The incident reporting principles for digital services providers will be established by an Implementing Act produced by the European Commission. The UK government has indicated that the general principal is that digital service providers will be required to report incidents impacting supply, provision, confidentiality or integrity of the service.

It is proposed that the time within which a report will need to be made will have a window of 72 hours from becoming aware of the incident. The government has stated that the level of uncertainty at this stage makes it difficult to consult effectively so has proposed a smaller, targeted consultation following the production of the Implementing Act by the European Commission.

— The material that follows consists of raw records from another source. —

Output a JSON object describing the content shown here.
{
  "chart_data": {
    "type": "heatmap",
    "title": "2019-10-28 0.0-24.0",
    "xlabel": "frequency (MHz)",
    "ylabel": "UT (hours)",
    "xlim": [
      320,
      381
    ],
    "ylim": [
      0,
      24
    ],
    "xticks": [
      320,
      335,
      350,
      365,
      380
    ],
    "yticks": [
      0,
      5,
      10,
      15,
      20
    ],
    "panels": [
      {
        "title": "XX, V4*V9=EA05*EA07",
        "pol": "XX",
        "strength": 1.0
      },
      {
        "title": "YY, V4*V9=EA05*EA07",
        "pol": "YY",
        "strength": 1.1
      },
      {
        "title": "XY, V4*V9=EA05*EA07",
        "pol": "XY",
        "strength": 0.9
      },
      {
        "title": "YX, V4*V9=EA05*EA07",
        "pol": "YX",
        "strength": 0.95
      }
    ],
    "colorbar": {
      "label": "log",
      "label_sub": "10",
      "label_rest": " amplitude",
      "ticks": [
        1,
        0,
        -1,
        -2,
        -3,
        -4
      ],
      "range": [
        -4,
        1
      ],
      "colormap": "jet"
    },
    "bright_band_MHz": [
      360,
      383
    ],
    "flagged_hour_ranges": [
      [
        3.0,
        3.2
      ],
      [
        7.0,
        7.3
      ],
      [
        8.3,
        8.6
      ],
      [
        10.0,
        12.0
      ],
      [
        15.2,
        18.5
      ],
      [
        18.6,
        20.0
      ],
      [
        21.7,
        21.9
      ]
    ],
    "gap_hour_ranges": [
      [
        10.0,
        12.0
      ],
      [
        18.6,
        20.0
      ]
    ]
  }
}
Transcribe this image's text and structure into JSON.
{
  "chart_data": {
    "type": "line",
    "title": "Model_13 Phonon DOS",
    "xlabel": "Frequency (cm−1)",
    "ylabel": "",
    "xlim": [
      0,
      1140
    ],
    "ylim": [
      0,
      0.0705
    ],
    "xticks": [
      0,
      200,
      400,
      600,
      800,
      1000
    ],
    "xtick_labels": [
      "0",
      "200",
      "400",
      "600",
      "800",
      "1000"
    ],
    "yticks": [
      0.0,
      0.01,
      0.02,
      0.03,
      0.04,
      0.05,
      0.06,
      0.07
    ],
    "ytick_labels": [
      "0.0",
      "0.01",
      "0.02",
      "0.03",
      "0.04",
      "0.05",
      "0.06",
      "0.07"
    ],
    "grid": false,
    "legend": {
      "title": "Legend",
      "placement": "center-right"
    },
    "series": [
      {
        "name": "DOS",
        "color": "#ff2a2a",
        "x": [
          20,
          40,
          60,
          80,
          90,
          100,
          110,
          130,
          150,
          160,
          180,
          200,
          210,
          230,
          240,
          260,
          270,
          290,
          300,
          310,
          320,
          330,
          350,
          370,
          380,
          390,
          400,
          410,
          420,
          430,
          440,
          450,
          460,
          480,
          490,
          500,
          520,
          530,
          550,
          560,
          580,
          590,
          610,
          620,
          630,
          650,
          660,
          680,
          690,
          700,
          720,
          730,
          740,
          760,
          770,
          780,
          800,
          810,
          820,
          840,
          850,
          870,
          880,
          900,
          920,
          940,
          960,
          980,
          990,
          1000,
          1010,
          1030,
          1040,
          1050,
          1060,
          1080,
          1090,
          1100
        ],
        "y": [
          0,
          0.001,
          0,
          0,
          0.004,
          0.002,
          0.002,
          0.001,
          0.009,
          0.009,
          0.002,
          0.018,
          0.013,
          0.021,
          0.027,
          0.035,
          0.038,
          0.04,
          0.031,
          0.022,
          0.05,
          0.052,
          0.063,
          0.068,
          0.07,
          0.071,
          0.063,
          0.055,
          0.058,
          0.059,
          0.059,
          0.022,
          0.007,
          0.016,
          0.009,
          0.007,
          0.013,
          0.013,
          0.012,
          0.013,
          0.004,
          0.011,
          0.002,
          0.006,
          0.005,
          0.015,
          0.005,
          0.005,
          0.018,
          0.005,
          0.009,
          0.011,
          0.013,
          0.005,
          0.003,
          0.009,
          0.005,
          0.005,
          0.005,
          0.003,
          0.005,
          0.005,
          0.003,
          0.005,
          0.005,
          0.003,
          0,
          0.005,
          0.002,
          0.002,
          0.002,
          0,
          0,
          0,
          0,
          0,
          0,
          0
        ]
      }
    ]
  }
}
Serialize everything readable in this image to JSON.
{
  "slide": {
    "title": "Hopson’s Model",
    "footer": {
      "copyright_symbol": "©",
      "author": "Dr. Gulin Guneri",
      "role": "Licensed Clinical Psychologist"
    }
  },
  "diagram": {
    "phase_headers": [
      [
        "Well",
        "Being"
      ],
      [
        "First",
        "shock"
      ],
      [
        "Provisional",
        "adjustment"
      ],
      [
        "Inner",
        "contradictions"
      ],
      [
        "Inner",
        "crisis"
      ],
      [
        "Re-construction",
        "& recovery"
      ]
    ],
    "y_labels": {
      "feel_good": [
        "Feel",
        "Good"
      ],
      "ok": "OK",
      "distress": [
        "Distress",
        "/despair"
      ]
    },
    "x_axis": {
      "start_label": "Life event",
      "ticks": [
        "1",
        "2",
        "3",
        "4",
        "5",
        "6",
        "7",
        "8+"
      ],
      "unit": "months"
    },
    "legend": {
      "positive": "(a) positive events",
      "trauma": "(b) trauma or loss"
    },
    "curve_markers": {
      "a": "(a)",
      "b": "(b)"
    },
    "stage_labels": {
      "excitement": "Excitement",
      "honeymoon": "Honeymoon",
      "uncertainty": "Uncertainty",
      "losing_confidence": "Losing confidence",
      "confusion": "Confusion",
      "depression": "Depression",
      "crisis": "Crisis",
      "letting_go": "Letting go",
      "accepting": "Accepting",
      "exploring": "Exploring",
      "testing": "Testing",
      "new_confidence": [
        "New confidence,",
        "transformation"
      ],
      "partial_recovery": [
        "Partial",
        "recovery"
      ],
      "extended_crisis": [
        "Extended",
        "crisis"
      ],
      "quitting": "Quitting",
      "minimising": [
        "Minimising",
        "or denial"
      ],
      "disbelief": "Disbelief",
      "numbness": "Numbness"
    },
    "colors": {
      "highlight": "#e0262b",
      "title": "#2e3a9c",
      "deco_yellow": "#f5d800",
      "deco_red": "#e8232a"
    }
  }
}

Who will oversee compliance of digital service providers?

The government proposed to nominate a competent authority to oversee implementation and compliance with the Directive. For digital service providers, this is the Information Commissioner’s Office (ICO). The competent authority will have the power to decide whether to publicise an incident, to obtain information required to assess compliance, to identify breaches of the directive and take enforcement action.

Digital service providers will be subject to a “lighter touch” application of the NIS Directive as regulation and enforcement can only be applied after an incident or if a company is reported to the ICO as being non-compliant with the directive.

What are the sanctions?

While the gestation of the directive has been in track with the EU General Data Protection Regulation (GDPR), the NIS Directive has largely remained in the shadow of the publicity surrounding the penalty regime set out for the GDPR. However, in the consultation paper, the government has indicated a desire to mirror the penalty regime of the GDPR by proposing two bands of penalties, with fines of up to €20m or 4% of global annual turnover (whichever is greater) for the more serious offence of failing to put in place effective cyber security measures.

The press release issued by the Department for Digital, Culture, Media and Sport (DCMS) suggests that a fine for the breach of the NIS Directive will be separate from and additional to any fines ordered under the GDPR. This could then mean that an organisation suffering from a cyber attack, which results in the loss of both services and data could face a “double liability” of fines of up to €40m.

It is also not clear whether related sanctions imposed by other regulators will be taken into account when determining the sanction for non-compliance. 


The NIS Directive has largely gone unnoticed, and while most businesses are squaring up to the challenges of GDPR, compliance with the NIS Directive appears on few agendas.

Given that operators of essential services, including the defined Digital Service Providers, face the prospect of sanctions equal to those in the GDPR compliance with the NIS Directive as enacted should be high on the priority list.

While the principle focus is on those businesses falling within the defined scope of operator of essential services, key suppliers to those operators of essential services have to anticipate that they will be contractually obliged by their customers to comply with the enactment.